Installation Experiences/Jun 2010: UTF8 on a LATIN1 database

From Davical
Jump to navigationJump to search

Background

In an ideal world, your PostgreSQL database will be set up to allow the use of UTF8, which DAViCal requires. However, I needed to get up running quickly on a server that was set up for LATIN1, and the suggested option of running a separate cluster wouldn't fly for various reasons.

Obviously another approach is to convert the existing stuff to using UTF8, but time constraints meant that wasn't an option for me.

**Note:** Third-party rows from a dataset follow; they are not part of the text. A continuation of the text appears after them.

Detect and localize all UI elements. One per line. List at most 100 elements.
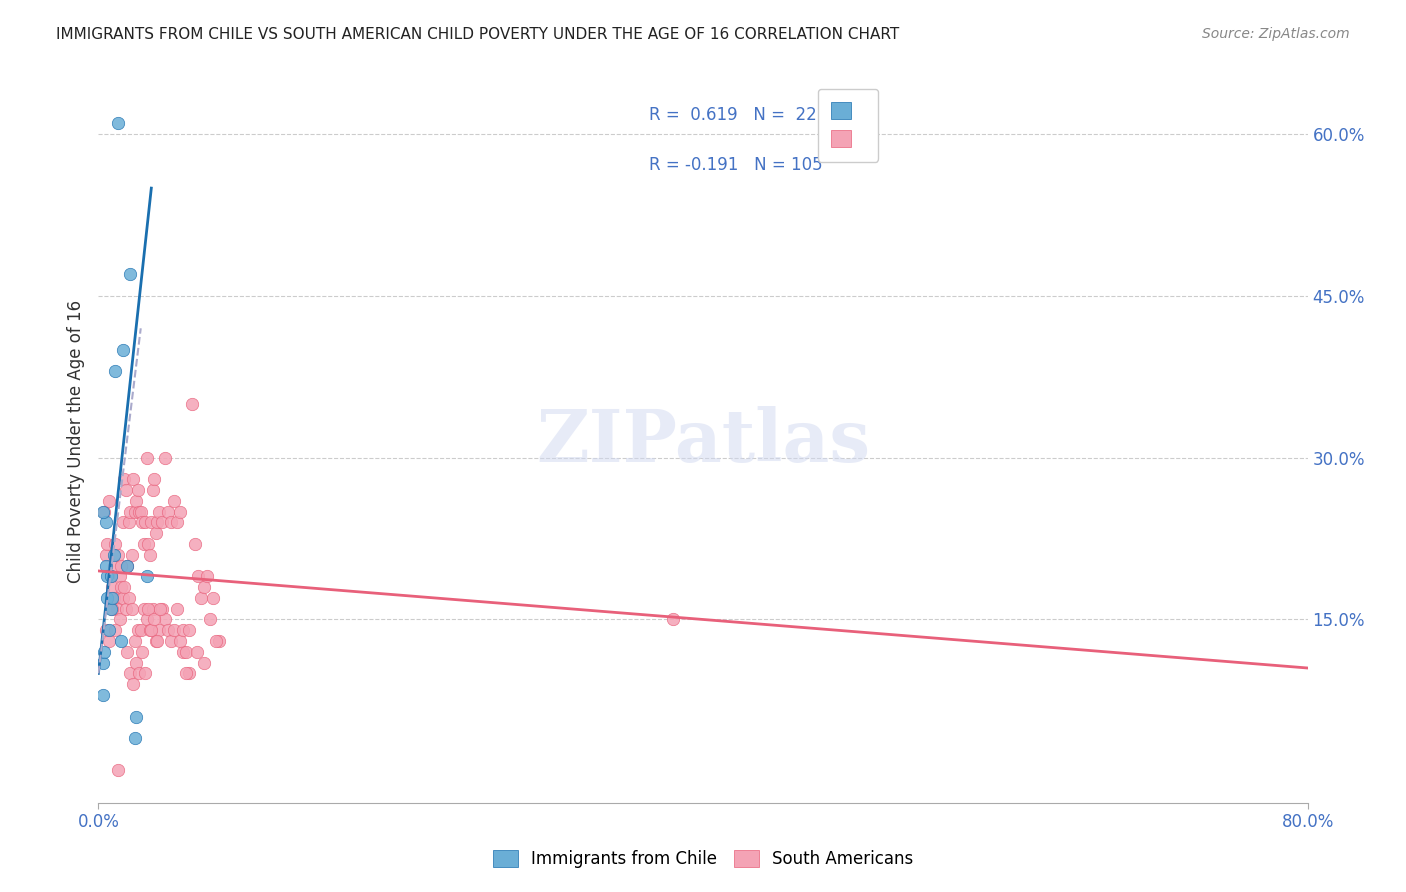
South Americans bbox=[186, 645, 208, 659]
South Americans bbox=[136, 601, 159, 615]
South Americans bbox=[111, 591, 134, 605]
South Americans bbox=[103, 591, 125, 605]
Immigrants from Chile bbox=[96, 569, 118, 583]
Immigrants from Chile bbox=[91, 688, 114, 702]
South Americans bbox=[112, 580, 135, 594]
South Americans bbox=[174, 645, 197, 659]
Immigrants from Chile bbox=[115, 558, 138, 573]
South Americans bbox=[136, 537, 159, 551]
South Americans bbox=[104, 537, 127, 551]
Immigrants from Chile bbox=[120, 268, 142, 282]
Immigrants from Chile bbox=[124, 731, 146, 745]
Immigrants from Chile bbox=[104, 364, 127, 378]
South Americans bbox=[145, 634, 167, 648]
South Americans bbox=[96, 537, 118, 551]
South Americans bbox=[108, 569, 131, 583]
South Americans bbox=[101, 601, 124, 615]
South Americans bbox=[150, 601, 173, 615]
South Americans bbox=[202, 591, 225, 605]
South Americans bbox=[131, 645, 153, 659]
Immigrants from Chile bbox=[100, 569, 122, 583]
South Americans bbox=[145, 526, 167, 541]
South Americans bbox=[132, 601, 155, 615]
South Americans bbox=[139, 548, 162, 562]
South Americans bbox=[93, 505, 115, 519]
South Americans bbox=[169, 634, 191, 648]
South Americans bbox=[107, 548, 129, 562]
South Americans bbox=[124, 505, 146, 519]
South Americans bbox=[110, 580, 132, 594]
South Americans bbox=[187, 569, 209, 583]
South Americans bbox=[122, 472, 145, 486]
South Americans bbox=[122, 677, 145, 691]
Legend: , : , bbox=[818, 88, 879, 161]
South Americans bbox=[111, 516, 134, 530]
South Americans bbox=[141, 624, 163, 638]
South Americans bbox=[153, 612, 176, 626]
South Americans bbox=[200, 612, 222, 626]
South Americans bbox=[148, 624, 170, 638]
South Americans bbox=[115, 558, 138, 573]
South Americans bbox=[135, 612, 157, 626]
South Americans bbox=[195, 569, 218, 583]
South Americans bbox=[146, 634, 169, 648]
Text: R =  0.619   N =  22: R = 0.619 N = 22 bbox=[648, 105, 817, 124]
South Americans bbox=[105, 591, 128, 605]
South Americans bbox=[98, 493, 121, 508]
South Americans bbox=[107, 764, 129, 778]
Immigrants from Chile bbox=[107, 116, 129, 130]
South Americans bbox=[129, 624, 152, 638]
South Americans bbox=[125, 493, 148, 508]
South Americans bbox=[114, 601, 136, 615]
Immigrants from Chile bbox=[94, 516, 117, 530]
South Americans bbox=[160, 516, 183, 530]
South Americans bbox=[190, 591, 212, 605]
South Americans bbox=[163, 493, 186, 508]
South Americans bbox=[120, 666, 142, 681]
South Americans bbox=[193, 656, 215, 670]
South Americans bbox=[131, 516, 153, 530]
South Americans bbox=[148, 505, 170, 519]
South Americans bbox=[141, 516, 163, 530]
South Americans bbox=[134, 666, 156, 681]
Immigrants from Chile bbox=[94, 558, 117, 573]
Text: R = -0.191   N = 105: R = -0.191 N = 105 bbox=[648, 156, 823, 174]
Text: Source: ZipAtlas.com: Source: ZipAtlas.com bbox=[1202, 27, 1350, 41]
Immigrants from Chile bbox=[111, 343, 134, 357]
Immigrants from Chile bbox=[110, 634, 132, 648]
Immigrants from Chile bbox=[93, 645, 115, 659]
South Americans bbox=[121, 548, 143, 562]
South Americans bbox=[127, 483, 149, 497]
South Americans bbox=[143, 472, 166, 486]
South Americans bbox=[193, 580, 215, 594]
South Americans bbox=[166, 516, 188, 530]
South Americans bbox=[139, 624, 162, 638]
South Americans bbox=[166, 601, 188, 615]
South Americans bbox=[169, 505, 191, 519]
Immigrants from Chile bbox=[91, 505, 114, 519]
South Americans bbox=[120, 505, 142, 519]
Immigrants from Chile bbox=[101, 591, 124, 605]
South Americans bbox=[142, 601, 165, 615]
Immigrants from Chile bbox=[98, 624, 121, 638]
Immigrants from Chile bbox=[96, 591, 118, 605]
Text: ZIPatlas: ZIPatlas bbox=[536, 406, 870, 477]
South Americans bbox=[135, 450, 157, 465]
South Americans bbox=[208, 634, 231, 648]
South Americans bbox=[132, 537, 155, 551]
South Americans bbox=[156, 624, 179, 638]
South Americans bbox=[104, 624, 127, 638]
South Americans bbox=[205, 634, 228, 648]
South Americans bbox=[153, 450, 176, 465]
South Americans bbox=[124, 634, 146, 648]
South Americans bbox=[128, 505, 150, 519]
South Americans bbox=[100, 569, 122, 583]
South Americans bbox=[160, 634, 183, 648]
South Americans bbox=[174, 666, 197, 681]
South Americans bbox=[179, 624, 201, 638]
Text: IMMIGRANTS FROM CHILE VS SOUTH AMERICAN CHILD POVERTY UNDER THE AGE OF 16 CORREL: IMMIGRANTS FROM CHILE VS SOUTH AMERICAN … bbox=[56, 27, 900, 42]
South Americans bbox=[146, 516, 169, 530]
Y-axis label: Child Poverty Under the Age of 16: Child Poverty Under the Age of 16 bbox=[66, 300, 84, 583]
Immigrants from Chile bbox=[100, 601, 122, 615]
Legend: Immigrants from Chile, South Americans: Immigrants from Chile, South Americans bbox=[486, 843, 920, 875]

Approaches currently under consideration

At first glance, both of these options seem to work ok:

  • Forget about the client encoding setting and just let it be stored as LATIN1. What happens in the future when we do migrate to UTF8?
  • Set up the database as SQL_ASCII, which simply stores whatever the client sends it.

The good idea that turned out not to be...

The theory went like this:

Postgres can do automatic character set conversion

When you set up your config file, you could add an option to the database connection string: options='--client_encoding=UTF8'

So the line in your config file would look something like this:

$c->pg_connect[] = "dbname=davical user=general port=5433 host=somehost password=mypass options='--client_encoding=UTF8'";

Before you create the database, you would edit the database creation script as follows:

--- /usr/share/davical/dba/create-database.sh.orig   2010-03-12 00:12:07.000000000 +1300
+++ /usr/share/davical/dba/create-database.sh      2010-06-14 02:44:30.000000000 +1200
@@ -68,7 +68,7 @@
 create_db_user "${AWL_APPUSER}"
 
 # FIXME: Need to check that the database was actually created.
-if ! createdb --encoding UTF8 --template template0 --owner "${AWL_DBAUSER}" "${DBNAME}" ; then
+if ! createdb --encoding LATIN1 --template template0 --owner "${AWL_DBAUSER}" "${DBNAME}" ; then
   echo "Unable to create database"
   exit 1
 fi

(If you were to simply remove the encoding option, it would default to SQL_ASCII.)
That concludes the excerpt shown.